Malaysia’s state-influenced media was initially silent on the incidents. Later, on September 2, Malaysian media quoted officials who said only that they did not know why Malaysian flags were raised on Thai territory. Senior Thai government officials, meanwhile, insisted that that they maintain cordial ties with Malaysian Prime Minister Najib Razak’s administration.
On September 8, Najib met with the Thai prime minister, Yingluck Shinawatra, at the Asia-Pacific Economic Cooperation (APEC) meeting held in Russia. Najib assured Yingluck that Malaysia would cooperate fully in solving problems related to the insurgency and said that he was satisfied with Thailand’s policies towards the restive region.
Despite these diplomatic niceties, the two countries have a conflicted history over Thailand’s predominantly Malay Muslim southernmost provinces. In the 1960s and 1970s, for instance, Malaysia was complicit in providing assistance to separatist groups fighting against Thai rule.
By the 1990s, Malaysia began to withdraw its support for separatist groups after Thailand played an instrumental role in the eradication of the Communist Party of Malaysia (CPM) in 1989. In 1998, Malaysia handed over key leaders from PULO to Thai authorities, contributing to that period’s relative regional calm.
When the separatist insurgency began to resurface in 2001, Thai authorities hoped for cooperation with their Malaysian counterparts to track down separatist figures based in Malaysia, end the use of dual nationality to tighten border security, and clamp down on smuggled goods, particularly oil and narcotics.
A bilateral border agreement signed in 2000 that focused on combating criminality and promoting cooperation in areas of socio-economic development initially signaled a new era of bilateral cooperation, but Malaysian assistance dwindled as the insurgency intensified.
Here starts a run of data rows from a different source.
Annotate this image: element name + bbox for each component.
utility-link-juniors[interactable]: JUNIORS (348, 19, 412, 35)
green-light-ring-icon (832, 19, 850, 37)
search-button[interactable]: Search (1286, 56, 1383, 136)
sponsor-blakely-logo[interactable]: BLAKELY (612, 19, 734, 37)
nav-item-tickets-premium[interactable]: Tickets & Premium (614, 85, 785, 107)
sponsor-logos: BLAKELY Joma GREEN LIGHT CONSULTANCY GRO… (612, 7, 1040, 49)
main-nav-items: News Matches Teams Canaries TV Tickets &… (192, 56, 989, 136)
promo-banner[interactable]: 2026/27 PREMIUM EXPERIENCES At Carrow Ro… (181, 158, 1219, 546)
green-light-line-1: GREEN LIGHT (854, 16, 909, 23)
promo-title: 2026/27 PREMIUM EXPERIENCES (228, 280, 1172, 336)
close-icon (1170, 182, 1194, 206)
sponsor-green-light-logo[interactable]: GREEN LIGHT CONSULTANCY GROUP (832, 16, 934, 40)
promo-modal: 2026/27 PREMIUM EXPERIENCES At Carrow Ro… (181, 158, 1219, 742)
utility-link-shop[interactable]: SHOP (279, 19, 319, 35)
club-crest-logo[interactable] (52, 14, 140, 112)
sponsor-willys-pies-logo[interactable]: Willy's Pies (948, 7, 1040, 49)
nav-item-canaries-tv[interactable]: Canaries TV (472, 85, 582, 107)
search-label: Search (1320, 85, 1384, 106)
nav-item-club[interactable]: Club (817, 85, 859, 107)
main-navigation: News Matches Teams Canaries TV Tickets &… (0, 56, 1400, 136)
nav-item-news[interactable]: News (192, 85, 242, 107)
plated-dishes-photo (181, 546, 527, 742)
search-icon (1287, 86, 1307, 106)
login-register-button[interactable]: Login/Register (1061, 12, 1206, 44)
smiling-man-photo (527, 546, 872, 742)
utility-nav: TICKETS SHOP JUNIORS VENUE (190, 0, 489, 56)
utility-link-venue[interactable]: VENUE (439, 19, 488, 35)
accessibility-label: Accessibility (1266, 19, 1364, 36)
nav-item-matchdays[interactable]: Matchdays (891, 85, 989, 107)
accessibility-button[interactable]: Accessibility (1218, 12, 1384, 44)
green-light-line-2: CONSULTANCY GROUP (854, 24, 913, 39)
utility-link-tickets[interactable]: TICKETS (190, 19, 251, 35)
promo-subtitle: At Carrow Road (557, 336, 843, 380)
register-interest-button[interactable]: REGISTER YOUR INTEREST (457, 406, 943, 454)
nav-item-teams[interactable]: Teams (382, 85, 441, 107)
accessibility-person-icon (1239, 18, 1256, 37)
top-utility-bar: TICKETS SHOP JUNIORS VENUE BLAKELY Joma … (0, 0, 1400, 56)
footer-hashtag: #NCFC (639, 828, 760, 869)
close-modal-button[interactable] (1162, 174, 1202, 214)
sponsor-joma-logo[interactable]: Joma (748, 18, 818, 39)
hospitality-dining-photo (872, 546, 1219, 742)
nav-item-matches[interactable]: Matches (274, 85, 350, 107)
As a result, Thai frustration with Malaysia has lingered over the course of this nearly decade-long phase of the conflict. On August 23, General Akanit Muansawad, director of Thailand’s Neighboring Countries Border Coordinating Center, expressed his displeasure over Malaysia’s lack of assistance in a local television interview.
Akanit, a long time key figure in unofficial talks with separatist figures based abroad, clearly emphasized that Malaysian authorities knew that separatists used their territory as sanctuary from Thai forces and had not taken any concrete measures to stop the practice.
Sources with access to insurgents said that Akanit’s interview added fuel to insurgents’ fire to stage the August 31 incidents, which included five bombings that wounded six security officials. Asia Times Online was not able to independently confirm the claim.
While Akanit’s views are widely shared privately among Thai security officers based in the South, making such statements publicly went against the grain of recent Thai diplomacy with Malaysia. Since the ousting of Yingluck Shinawatra’s older brother, former prime minister Thaksin Shinawatra, in a 2006 military coup, Thai officials have avoided publicly criticizing Malaysia’s alleged role in sustaining the insurgency.